External tokenizer getting invoked too late

dhrubomoy · September 3, 2025, 3:36pm

I’m trying to match a string using an external tokenizer, but the function is being invoked too late. The Identifier token attempts to match first, which is expected behavior. However, the external tokenizer matches too late in the process.

Here’s the relevant part of my grammar:

TableLabel { tableLabel ":" }
LoadStatement { TableLabel? load String }
VariableName { Identifier }
SetStatement { set VariableName "=" (String | Number)}
// ... more
@tokens {
	identifierChar { @asciiLetter | $[\u{a1}-\u{10ffff}_#%@^|?\\.] }
	word { identifierChar (identifierChar | @digit)* }
	Identifier { word } 
	// ... more
}
@external tokens tableName from "./tokens" { tableName }

In tokens.ts:

// Match anything until it reaches a colon
export const tableName = new ExternalTokenizer(
  (input) => {
    let { next } = input;
    let hasContent = false;
    while (next !== -1 && next !== COLON) {
      hasContent = true;
      input.advance();
      next = input.next;
    }
    if (hasContent) {
      input.acceptToken(terms.tableName);
    }
  },
  { contextual: true, fallback: true },
);

When I input something like:

tablename:
Load "somefile.csv";

The issue is that the tableName function gets invoked when the next token is “:” instead of at the beginning of the string. “tablename” gets recognized as a VariableName, and I get a syntax error.
I tried defining the tableName external tokenizer before the @tokens block and added extend: true to the function. However, this approach significantly slows down the parsing performance.
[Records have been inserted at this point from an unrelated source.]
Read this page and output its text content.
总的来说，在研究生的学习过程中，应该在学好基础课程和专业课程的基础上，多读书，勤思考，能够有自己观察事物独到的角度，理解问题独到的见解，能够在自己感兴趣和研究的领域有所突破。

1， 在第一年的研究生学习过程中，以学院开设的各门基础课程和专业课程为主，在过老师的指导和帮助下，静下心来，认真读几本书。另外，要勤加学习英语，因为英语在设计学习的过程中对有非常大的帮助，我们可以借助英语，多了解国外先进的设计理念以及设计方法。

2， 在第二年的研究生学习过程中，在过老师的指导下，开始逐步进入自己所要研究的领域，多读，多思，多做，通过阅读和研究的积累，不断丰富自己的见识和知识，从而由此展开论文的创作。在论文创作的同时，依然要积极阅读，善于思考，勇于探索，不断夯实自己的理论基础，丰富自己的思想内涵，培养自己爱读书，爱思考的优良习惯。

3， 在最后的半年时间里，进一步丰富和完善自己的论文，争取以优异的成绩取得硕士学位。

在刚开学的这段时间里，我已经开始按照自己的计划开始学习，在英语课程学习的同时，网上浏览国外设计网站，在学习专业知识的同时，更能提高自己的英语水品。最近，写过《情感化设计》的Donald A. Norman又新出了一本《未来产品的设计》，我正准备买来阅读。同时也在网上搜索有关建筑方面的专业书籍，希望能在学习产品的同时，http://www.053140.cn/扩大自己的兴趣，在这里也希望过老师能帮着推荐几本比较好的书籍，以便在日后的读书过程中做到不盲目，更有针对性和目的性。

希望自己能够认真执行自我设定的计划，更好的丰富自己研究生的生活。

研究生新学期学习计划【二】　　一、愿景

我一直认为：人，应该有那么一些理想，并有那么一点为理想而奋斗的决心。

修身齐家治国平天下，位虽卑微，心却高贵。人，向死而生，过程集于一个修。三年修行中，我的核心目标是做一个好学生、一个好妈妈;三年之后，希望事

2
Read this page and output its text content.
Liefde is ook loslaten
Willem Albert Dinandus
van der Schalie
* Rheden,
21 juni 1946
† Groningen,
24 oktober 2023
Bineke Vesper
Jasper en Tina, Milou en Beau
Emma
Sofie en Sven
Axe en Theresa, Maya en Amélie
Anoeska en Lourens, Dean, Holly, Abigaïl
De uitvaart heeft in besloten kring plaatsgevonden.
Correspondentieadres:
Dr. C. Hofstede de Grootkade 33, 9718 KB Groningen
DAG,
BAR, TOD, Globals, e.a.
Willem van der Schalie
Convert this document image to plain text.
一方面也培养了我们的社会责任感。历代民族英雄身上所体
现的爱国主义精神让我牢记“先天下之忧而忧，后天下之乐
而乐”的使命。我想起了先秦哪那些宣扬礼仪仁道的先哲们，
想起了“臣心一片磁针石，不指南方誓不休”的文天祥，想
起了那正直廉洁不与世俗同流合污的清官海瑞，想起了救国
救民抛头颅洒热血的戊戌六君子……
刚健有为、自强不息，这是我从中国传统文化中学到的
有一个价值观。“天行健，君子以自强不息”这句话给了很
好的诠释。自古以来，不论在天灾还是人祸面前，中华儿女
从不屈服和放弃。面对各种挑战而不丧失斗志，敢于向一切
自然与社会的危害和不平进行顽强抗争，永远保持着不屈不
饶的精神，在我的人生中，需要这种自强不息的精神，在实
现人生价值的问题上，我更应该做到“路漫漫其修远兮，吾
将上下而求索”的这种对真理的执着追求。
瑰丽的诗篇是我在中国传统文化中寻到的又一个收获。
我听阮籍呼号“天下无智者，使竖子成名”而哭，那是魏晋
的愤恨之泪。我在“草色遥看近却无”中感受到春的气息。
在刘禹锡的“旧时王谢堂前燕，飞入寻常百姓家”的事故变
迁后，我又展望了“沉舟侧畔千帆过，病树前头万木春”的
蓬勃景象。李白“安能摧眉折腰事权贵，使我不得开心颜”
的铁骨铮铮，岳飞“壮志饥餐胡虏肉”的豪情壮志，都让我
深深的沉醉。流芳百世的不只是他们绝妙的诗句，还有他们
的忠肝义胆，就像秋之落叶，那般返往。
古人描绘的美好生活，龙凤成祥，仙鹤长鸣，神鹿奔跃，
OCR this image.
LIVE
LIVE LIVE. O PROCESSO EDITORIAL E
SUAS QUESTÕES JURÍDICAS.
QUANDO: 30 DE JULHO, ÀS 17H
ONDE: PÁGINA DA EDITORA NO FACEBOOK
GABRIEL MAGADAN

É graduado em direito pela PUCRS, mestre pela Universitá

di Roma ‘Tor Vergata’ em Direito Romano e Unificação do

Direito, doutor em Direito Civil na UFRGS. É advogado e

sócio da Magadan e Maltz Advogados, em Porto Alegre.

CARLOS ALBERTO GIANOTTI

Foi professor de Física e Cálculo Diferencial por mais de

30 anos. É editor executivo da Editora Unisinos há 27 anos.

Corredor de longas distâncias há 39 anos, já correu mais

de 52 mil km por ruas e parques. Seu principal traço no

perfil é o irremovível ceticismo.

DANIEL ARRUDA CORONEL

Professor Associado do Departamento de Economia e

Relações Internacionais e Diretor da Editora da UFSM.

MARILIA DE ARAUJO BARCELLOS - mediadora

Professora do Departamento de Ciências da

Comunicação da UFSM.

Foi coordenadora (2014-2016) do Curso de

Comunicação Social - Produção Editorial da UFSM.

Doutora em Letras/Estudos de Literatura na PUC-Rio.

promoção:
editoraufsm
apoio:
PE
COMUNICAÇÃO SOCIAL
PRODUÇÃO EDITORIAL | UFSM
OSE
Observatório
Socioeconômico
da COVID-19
Any suggestions on how to fix this problem?

marijn · September 3, 2025, 4:50pm

Put the @external tokens declarations before your @tokens block to give it a higher precedence.

dhrubomoy · September 3, 2025, 5:28pm

Thanks for the reply. I tried that solution as well. It didn’t work as it is. When I added {extend: true} it worked. But the I get performance issues with the parser. And when there is a syntax error in some position in the input, the syntax highlighting breaks for the rest of the input.
Is there anything wrong I am doing in the tokenizer function that you can spot?

marijn · September 3, 2025, 6:27pm

Well, yes. Your loop blindly scans forward to the next colon, and always accepts a token if there’s any content before that. You’ll probably want to check that you only read identifier characters.

dhrubomoy · September 3, 2025, 7:26pm

You’ll probably want to check that you only read identifier characters

How do I implement that check?

The problem is that the external tokenizer needs to match special characters as well (for example, “tableName$(var1)_table”). I tried updating the Identifier token to include special chars, but that creates other issues.

Is an external tokenizer the right approach for this problem? Are there alternative approaches that might work better?

marijn · September 4, 2025, 9:22am

Doing this on the grammar level, with a TableName node that wraps whatever expressions can occur in a table name, seems like a better approach. You’ll just have to be careful to shape the grammar in such a way that the parser performs the same actions on non-table name and table name expressions up to the point where it sees the colon, to avoid LR conflicts.